The top ten tech breakthroughs of 2017
It’s been another eventful 12 months in the world of technology. Further ground has been broken in the journey towards autonomous driving and the integration of technology in the healthcare sector. Plus the continued drive for smaller size, lower power devices. This has also been met with further concerns around data security as more and more ‘things’ around us become connected.
The MIT Technology Review has published its top ten technology breakthroughs of 2017 that will have potential influence, both now and in the future, across politics, culture, healthcare, transport and the economy.
So, in no particular order…
Significant progress has been made in using brain implants to restore freedom of movement following spinal injuries. Research has enabled the spine of a paralysed monkey to be electrically stimulated via a recording device attached to the animal’s motor cortex. This then enabled the monkey’s right leg to extend and flex.
Platooning technology is already being trialled around the world, which has several potential advantages around efficiency and carbon emissions by cutting down on wind drag and saving fuel. There are several issues still to be resolved however, particularly around safety and the economics of what the technology will mean for the world’s truck drivers.
Facial recognition technology is already being employed in China to authorise payments, gain access to facilities and even track down criminals. This sort of technology is now familiar to anyone with an electronic passport, and it has developed and expanded rapidly in China over the last few years due to the country’s attitudes towards surveillance and privacy.
It was recently the 45th anniversary of Atari’s 1972 release of Pong, the earliest arcade video game. You only have to look at the development of video games to realise the increase in computing power since then. Advances at blue-chip companies such as Google and Intel indicate that computers with previously unimaginable power are now within reach.
The world of photography is being opened up to a whole new dimension with inexpensive cameras that are capable of taking spherical images. Historically the cost of the cameras and the production process for capturing spherical images has been prohibitive. However, innovations in several technologies that combine images from multiple lenses and sensors is bringing this technology into the mainstream.
Advances in this sector could help create cheap and continuous power by converting heat into focussed beams of light. The main issue with traditional photovoltaics is that they can be bulky and expensive. However, a team of MIT scientists has built a different sort of solar energy device that uses inventive engineering and advances in materials science to capture far more of the sun’s energy.
Scientists have solved fundamental problems that were holding back cures for rare hereditary disorders. Next we’ll see if the same approach can take on cancer, heart disease, and other common illnesses. Crucial puzzles have been solved and gene therapies are on the verge of curing devastating genetic disorders. Two gene therapies for inherited diseases have won regulatory approval in Europe.

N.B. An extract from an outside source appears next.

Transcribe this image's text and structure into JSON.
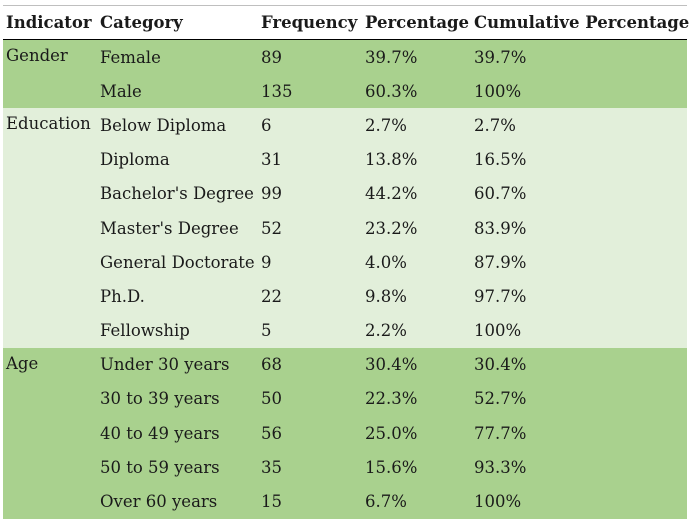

The next step in finding out more about the human body will be a scheme to individually capture and scrutinise millions of cells using the most powerful tools in modern genomics and cell biology. The objective is to construct the first comprehensive ‘cell atlas’, or map of human cells, a technology that could comprehensively reveal, for the first time, what human bodies are actually made of and provide scientists with a sophisticated new model of biology that could speed the search for drugs.

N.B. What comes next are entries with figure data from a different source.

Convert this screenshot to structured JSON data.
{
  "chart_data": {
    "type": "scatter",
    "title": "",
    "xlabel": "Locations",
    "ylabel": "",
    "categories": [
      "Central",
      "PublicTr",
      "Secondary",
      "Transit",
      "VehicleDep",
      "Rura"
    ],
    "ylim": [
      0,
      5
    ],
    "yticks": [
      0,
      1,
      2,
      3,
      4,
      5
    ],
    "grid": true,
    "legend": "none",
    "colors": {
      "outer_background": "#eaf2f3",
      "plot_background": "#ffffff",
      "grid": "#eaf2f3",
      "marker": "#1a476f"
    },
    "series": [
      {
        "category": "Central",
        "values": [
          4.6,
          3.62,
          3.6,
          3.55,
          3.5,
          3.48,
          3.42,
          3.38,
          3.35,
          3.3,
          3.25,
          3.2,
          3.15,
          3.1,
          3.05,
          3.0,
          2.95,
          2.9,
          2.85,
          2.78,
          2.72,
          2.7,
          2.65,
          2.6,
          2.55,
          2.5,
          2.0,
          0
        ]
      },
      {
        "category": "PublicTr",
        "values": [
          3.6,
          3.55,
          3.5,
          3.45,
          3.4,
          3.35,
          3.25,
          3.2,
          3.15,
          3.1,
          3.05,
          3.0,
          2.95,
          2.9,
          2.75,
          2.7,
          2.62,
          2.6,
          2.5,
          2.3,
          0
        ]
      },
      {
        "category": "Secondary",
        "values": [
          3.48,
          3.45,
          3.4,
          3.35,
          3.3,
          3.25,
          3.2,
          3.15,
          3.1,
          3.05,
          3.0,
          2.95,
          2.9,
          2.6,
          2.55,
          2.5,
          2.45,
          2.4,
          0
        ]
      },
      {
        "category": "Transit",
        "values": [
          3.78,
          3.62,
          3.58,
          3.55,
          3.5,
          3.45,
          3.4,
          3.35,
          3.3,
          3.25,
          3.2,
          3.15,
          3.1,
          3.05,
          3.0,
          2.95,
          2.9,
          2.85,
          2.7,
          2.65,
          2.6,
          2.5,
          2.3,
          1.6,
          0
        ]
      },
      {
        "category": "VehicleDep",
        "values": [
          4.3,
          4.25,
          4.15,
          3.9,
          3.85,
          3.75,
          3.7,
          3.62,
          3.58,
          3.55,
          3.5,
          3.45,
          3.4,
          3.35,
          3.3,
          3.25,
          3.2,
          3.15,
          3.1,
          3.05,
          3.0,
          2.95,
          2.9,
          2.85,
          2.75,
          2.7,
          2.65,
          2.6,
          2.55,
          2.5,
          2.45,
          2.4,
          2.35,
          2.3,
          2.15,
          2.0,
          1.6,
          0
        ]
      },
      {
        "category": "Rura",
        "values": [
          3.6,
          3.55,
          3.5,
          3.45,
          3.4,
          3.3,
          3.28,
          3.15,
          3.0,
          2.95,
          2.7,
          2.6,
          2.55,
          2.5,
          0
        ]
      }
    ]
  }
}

The issue around hacking is getting worse as the world becomes more connected. And, as many devices have little or no security, it is easier than ever to build huge botnets that take down much more than one site at a time. The number of vulnerable devices is only going to increase, and increase rapidly. While this ‘breakthrough’ is certainly not a good thing, it is significant. Current IoT trends favour the attacker, so we can only expect the number of botnet attacks to increase.
Welcome the idea, or shrink away in fear, the fact is that computers are becoming smarter, and are now able to figure out how to do things that no programmer could teach them. Now reinforcement learning may soon inject greater intelligence into gaming, the automotive industry, manufacturing and robotics.